No sé si te dije antes, querido lector, que yo nací cuando mi mamá tenía 15 años y que básicamente ella, mi hermano Julio y yo crecimos juntos. Fui a la escuela Miguel F. Martínez, que era y es pública, donde todos los niños veníamos de familias de migrantes que llegamos a Tijuana en busca de oportunidades. Recuerdo que el que gozaba de mejor economía era Alfonso de la Torre, cuyos padres eran dueños del mercado La Canasta, y que tenía guantes, bates y pelotas de béisbol, lo que lo hacía popular y apreciado.

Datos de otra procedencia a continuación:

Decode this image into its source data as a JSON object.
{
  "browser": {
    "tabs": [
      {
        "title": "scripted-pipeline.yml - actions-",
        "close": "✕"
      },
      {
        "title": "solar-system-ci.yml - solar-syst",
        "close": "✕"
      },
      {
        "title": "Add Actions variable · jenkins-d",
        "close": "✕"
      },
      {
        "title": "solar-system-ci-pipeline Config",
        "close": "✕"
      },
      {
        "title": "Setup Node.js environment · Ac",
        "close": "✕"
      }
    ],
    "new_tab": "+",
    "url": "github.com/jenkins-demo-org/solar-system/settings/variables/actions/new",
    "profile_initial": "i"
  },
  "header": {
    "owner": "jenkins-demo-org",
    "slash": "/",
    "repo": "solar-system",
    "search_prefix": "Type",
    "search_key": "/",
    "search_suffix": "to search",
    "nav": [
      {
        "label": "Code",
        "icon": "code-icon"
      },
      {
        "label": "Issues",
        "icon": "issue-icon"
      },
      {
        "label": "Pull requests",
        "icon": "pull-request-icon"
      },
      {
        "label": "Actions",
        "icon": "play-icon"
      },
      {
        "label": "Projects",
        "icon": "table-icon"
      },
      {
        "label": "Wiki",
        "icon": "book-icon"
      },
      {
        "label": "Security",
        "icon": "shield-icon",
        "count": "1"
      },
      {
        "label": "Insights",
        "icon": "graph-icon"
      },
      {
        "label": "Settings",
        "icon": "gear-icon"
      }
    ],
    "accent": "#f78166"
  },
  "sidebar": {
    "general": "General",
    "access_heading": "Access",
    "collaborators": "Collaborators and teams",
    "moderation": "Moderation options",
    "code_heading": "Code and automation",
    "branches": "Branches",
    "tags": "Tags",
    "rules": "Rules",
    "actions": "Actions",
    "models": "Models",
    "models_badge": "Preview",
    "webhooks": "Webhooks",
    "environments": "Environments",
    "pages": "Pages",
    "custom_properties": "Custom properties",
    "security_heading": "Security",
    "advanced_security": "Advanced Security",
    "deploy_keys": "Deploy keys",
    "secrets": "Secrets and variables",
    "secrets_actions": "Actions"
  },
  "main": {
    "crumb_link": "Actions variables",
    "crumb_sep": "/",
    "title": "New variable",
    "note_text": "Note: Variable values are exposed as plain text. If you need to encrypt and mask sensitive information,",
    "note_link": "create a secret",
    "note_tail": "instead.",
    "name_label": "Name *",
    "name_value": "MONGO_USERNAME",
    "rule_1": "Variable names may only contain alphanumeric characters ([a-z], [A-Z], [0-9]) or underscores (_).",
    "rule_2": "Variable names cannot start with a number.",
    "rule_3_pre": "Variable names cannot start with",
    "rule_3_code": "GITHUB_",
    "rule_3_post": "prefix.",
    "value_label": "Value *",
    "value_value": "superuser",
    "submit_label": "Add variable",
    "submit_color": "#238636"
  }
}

Desfilaron en mi primaria la maestra Rendón, Rolón, Centeno, Quintero y otros en los que mi memoria flaquea. Yo pensaba que era normal vivir en una casa pequeña, al borde de la calle, y acudir a una escuela donde prácticamente todos teníamos el mismo nivel socioeconómico y comíamos los pirulís que nos vendían a la salida de clases. Nadie usaba ropa de marca (si es que en ese tiempo existían las marcas). Ningún compañero podía presumir de tener más que los demás. Los salones eran de 70 alumnos, separados en grupos de mujeres y hombres, y mi padre me pagaba con un libro o dos a la semana, dependiendo de mis calificaciones. Así pasaron por mis manos Salgari, Julio Verne, Alejandro Dumas y todos los libros de aventuras que podía devorar.

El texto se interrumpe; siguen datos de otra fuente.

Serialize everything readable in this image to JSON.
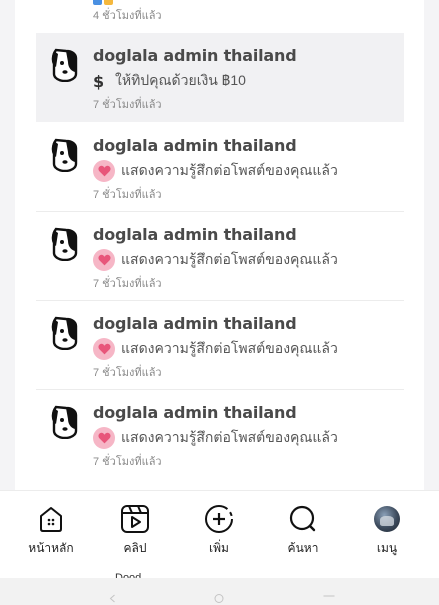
{
  "top_partial": {
    "time": "4 ชั่วโมงที่แล้ว"
  },
  "notifications": [
    {
      "name": "doglala admin thailand",
      "icon": "dollar-icon",
      "message": "ให้ทิปคุณด้วยเงิน ฿10",
      "time": "7 ชั่วโมงที่แล้ว",
      "highlight": true
    },
    {
      "name": "doglala admin thailand",
      "icon": "heart-icon",
      "message": "แสดงความรู้สึกต่อโพสต์ของคุณแล้ว",
      "time": "7 ชั่วโมงที่แล้ว",
      "highlight": false
    },
    {
      "name": "doglala admin thailand",
      "icon": "heart-icon",
      "message": "แสดงความรู้สึกต่อโพสต์ของคุณแล้ว",
      "time": "7 ชั่วโมงที่แล้ว",
      "highlight": false
    },
    {
      "name": "doglala admin thailand",
      "icon": "heart-icon",
      "message": "แสดงความรู้สึกต่อโพสต์ของคุณแล้ว",
      "time": "7 ชั่วโมงที่แล้ว",
      "highlight": false
    },
    {
      "name": "doglala admin thailand",
      "icon": "heart-icon",
      "message": "แสดงความรู้สึกต่อโพสต์ของคุณแล้ว",
      "time": "7 ชั่วโมงที่แล้ว",
      "highlight": false
    }
  ],
  "nav": {
    "home": "หน้าหลัก",
    "clips": "คลิป",
    "add": "เพิ่ม",
    "search": "ค้นหา",
    "menu": "เมนู"
  },
  "colors": {
    "heart_bg": "#f6b6c6",
    "heart": "#e8557a",
    "highlight_row": "#f1f1f3"
  },
  "cut_text": "Dood"
}
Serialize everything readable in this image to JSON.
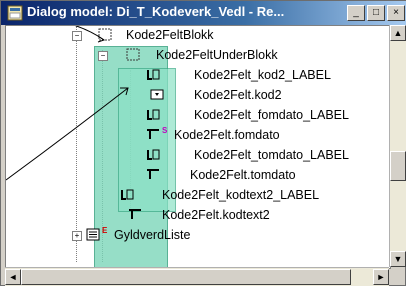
{
  "window": {
    "title": "Dialog model: Di_T_Kodeverk_Vedl - Re...",
    "buttons": {
      "minimize": "_",
      "maximize": "□",
      "close": "×"
    }
  },
  "tree": {
    "items": [
      {
        "label": "Kode2FeltBlokk"
      },
      {
        "label": "Kode2FeltUnderBlokk"
      },
      {
        "label": "Kode2Felt_kod2_LABEL"
      },
      {
        "label": "Kode2Felt.kod2"
      },
      {
        "label": "Kode2Felt_fomdato_LABEL"
      },
      {
        "label": "Kode2Felt.fomdato"
      },
      {
        "label": "Kode2Felt_tomdato_LABEL"
      },
      {
        "label": "Kode2Felt.tomdato"
      },
      {
        "label": "Kode2Felt_kodtext2_LABEL"
      },
      {
        "label": "Kode2Felt.kodtext2"
      },
      {
        "label": "GyldverdListe"
      }
    ],
    "badges": {
      "fomdato": "S",
      "gyldverd": "E"
    }
  },
  "scrollbars": {
    "up": "▲",
    "down": "▼",
    "left": "◄",
    "right": "►"
  },
  "colors": {
    "highlight": "#79d6b8",
    "titlebar": "#0a246a"
  }
}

Un día, el Sr. Jack M. Sweed, propietario de “Sweed imports” en la Av. Revolución, nos invitó a su casa. ¡Tenía jardín con columpios y juegos infantiles que yo nunca había visto ni soñado que pudiera tener acceso! Fue la primera vez que descubrí que había riquezas que yo no conocía.
Por una disputa con el maestro Roa, me salí en sexto de la escuela Miguel F. Martínez y me fui a la Lázaro Cárdenas, que está en la avenida C, donde curiosamente confluían en la misma manzana la catedral, una tienda de novias, la escuela, la cárcel y un sindicato; extraño conjunto folclórico de una ciudad pequeña.
En la Lázaro Cárdenas estudié con la maestra Angelina Aros en un grupo mixto donde conocí a los hermanos Chong, a mi cuate Bracamontes y su hermana Armida, y al legendario profesor Pompa. No era extraño ver saltar presos de la cárcel al patio de la escuela, por donde escapaban de su prisión.
En la secundaria, la estudié en el Colegio Hebreo Sefaradí en México y conocí a Tomas Ferri Goldstein, quien me invitó a pasar un fin de semana en su casa de Cuernavaca. ¡Imagínate, lector, Tomás tenía dos casas y una de vacaciones de fin de semana, donde había abundancia de vegetación, alberca y muchas comodidades más! Así pues, a los 14 años me di cuenta finalmente de que yo era pobre, pero nunca lo había sentido hasta que comparé sin envidias lo que otras personas tenían acceso y mi familia no.
En la secundaria terminé siendo el presidente de la sociedad de alumnos. Buen estudiante, uno de los mejores deportistas, tuve varias novias y era popular; lo que me hacía ser admirado por ricos y pobres, y evitaba que yo deseara algo de los demás, pues con los 100 dólares que me mandaba al mes mi papá me alcanzaba para pagar la colegiatura, la casa de estudiantes donde vivía y los teatros que me encantaban, pues era admirador de Nadya de Haro Oliva, una preciosa francesa que hacía vodevil y a cuyos espectáculos nunca fallaba.
A través del tiempo rememoro esa época en que me sentía satisfecho con amigos y cuidado por mis padres, siendo lector inagotable. En mis cumpleaños, recibía ropa de regalo cuando yo esperaba un juguete u otra cosa, pero aun así fui feliz y nunca supe plenamente que era pobre.
José Galicot es empresario radicado en Tijuana.